Analistler, ABD’nin Çin’e sermaye akışını ve bazı Çinli şirketlerle çalışan Amerikan finans şirketlerini daha sert hale getirmek için alabileceği önlemler konusunda da endişeler olduğunu söyledi.
Singapur merkezli danışmanlık şirketi Kapronasia’nın araştırma direktörü Joe Jelinek, Trump’ın Çin’e karşı muhtemelen daha sert bir duruş sergileyeceğini ve orada faaliyet gösteren ABD finans firmaları için düzenleyici riskleri artıracağını söyledi.
Reuters’a konuşan Jelinek, yeni veya artan gümrük vergileri ve sermaye kısıtlamalarının, artan inceleme ve potansiyel uyum sorunlarıyla karşılaşan Wall Street firmalarını Çin’e açılmaktan caydırabileceğini belirtti.
Jelinek, “Pekin’in kapılarını kapatmasından ziyade, Amerikan firmalarının bu riskleri azaltmak için Çin stratejilerini yeniden gözden geçirmeleri muhtemeldir” dedi ve bunun yatırımların geri çekilmesine veya ertelenmesine yol açabileceğini sözlerine ekledi.
Büyük bir ABD finans şirketinin Çin’de lisanslı bir kuruluşunda çalışan üst düzey bir yönetici Reuters’a verdiği demeçte, şirketinin seçimden önceki aylarda genel merkezde birkaç tur “risk yönetimi toplantısı” yaptığını söyledi.
Konunun hassasiyeti nedeniyle ismini vermek istemeyen yönetici, Trump’ın Beyaz Saray’a dönüşünün bir sonucu olarak firmanın artık Çin’deki işini “kendi kendini idame ettiren” bağımsız bir işletme birimi haline getirmeye odaklandığını söyledi.
Yönetici, “Trump’ın Beyaz Saray’a dönmesiyle birlikte Çin’de iş yapan ABD’li finans şirketlerinin önünde çok engebeli bir yol olacak” dedi.
Trump’ın hamlesi ve Pekin’in karşılığı önemli
Dealogic verilerine göre, ABD’nin ilk beş yatırım bankası – Goldman Sachs, Morgan Stanley, JPMorgan, Bank of America ve Citigroup 2024 yılında Çin yatırım bankası gelirlerinden 454 milyon dolar kazandı.
Veriler, bu rakamın 2023’teki 276 milyon dolarlık tam yıl gelirinden daha yüksek olduğunu, ancak 2020’deki 1,6 milyar dolarlık zirvenin oldukça altında olduğunu gösteriyor.

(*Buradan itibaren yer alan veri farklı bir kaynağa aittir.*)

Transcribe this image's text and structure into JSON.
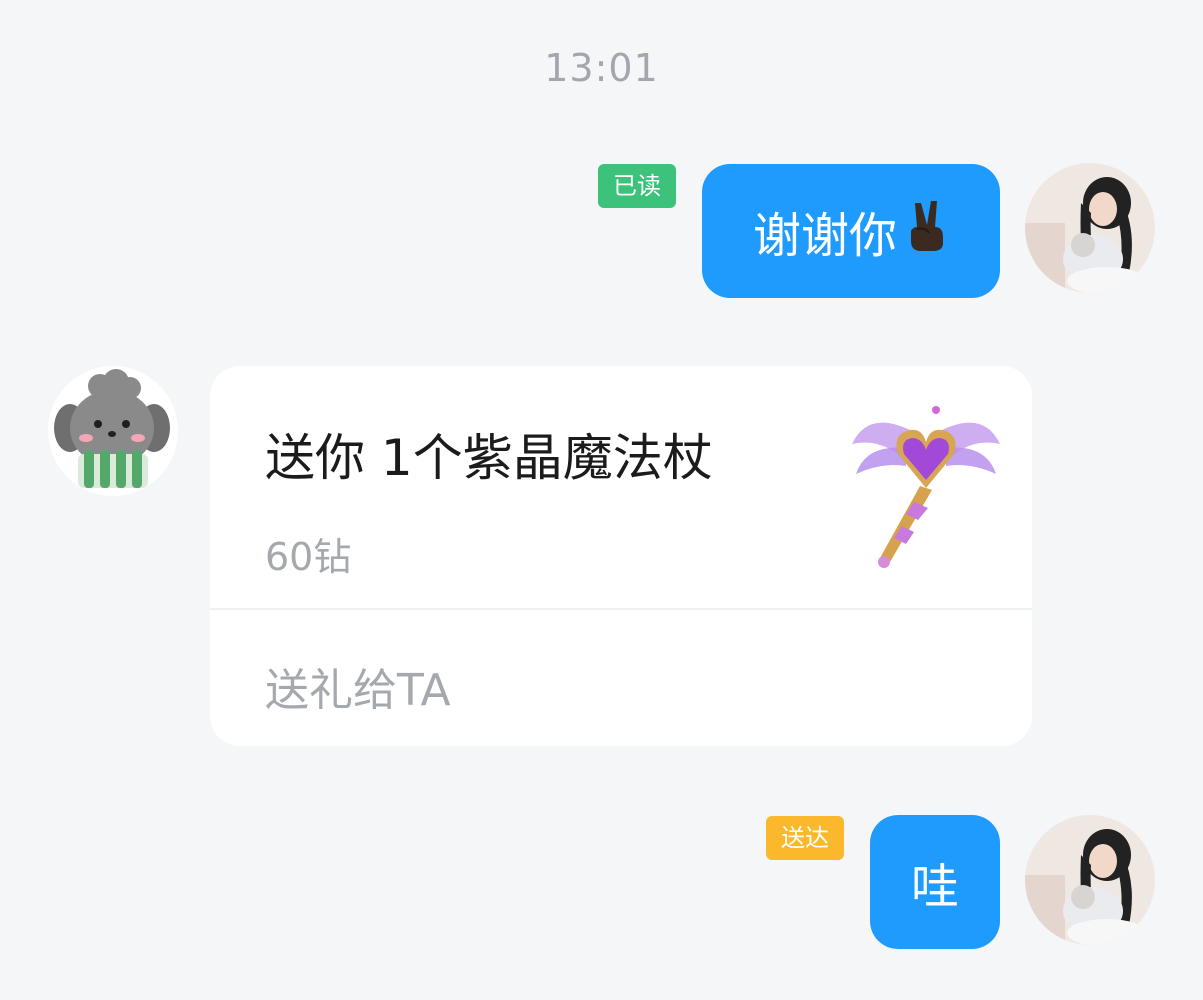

Joe Biden’ın başkanlığında bile jeopolitik gerilimler bazı firmaların Çin stratejilerini yeniden düşünmelerine yol açtı.
Gavekal Dragonomics’in Çin araştırma direktör yardımcısı Christopher Beddor, ABD’li finans şirketlerinin ilk odak noktasının Trump’ın gümrük vergileri ve Pekin’in buna nasıl karşılık vereceği olacağını söyledi.
Beddor, “Bence ABD-Çin ilişkileri konusunda son yılların en büyük belirsizliği içindeyiz,” dedi ve ekledi: “Trump yönetiminde ABD-Çin ilişkilerinin hemen her alanında çok daha geniş bir olası sonuç yelpazesi var.”
Ancak ABD’li bir finans şirketinin Çin biriminin bir başka üst düzey yöneticisi, bazı Wall Street firmalarının Pekin’in yabancı firmalara daha fazla finansal pazar erişimi sağlamaya devam etmesinden yararlanmak isteyebileceğini söyledi.
“Araba kazalarından korktuğunuz için işe gitmeyi bırakmazsınız. Çok sık oluyor ama aşırı tepki vermediğimizden emin olmak istiyoruz,” diyen genel müdür, konunun hassasiyeti nedeniyle ismini vermekten kaçındı.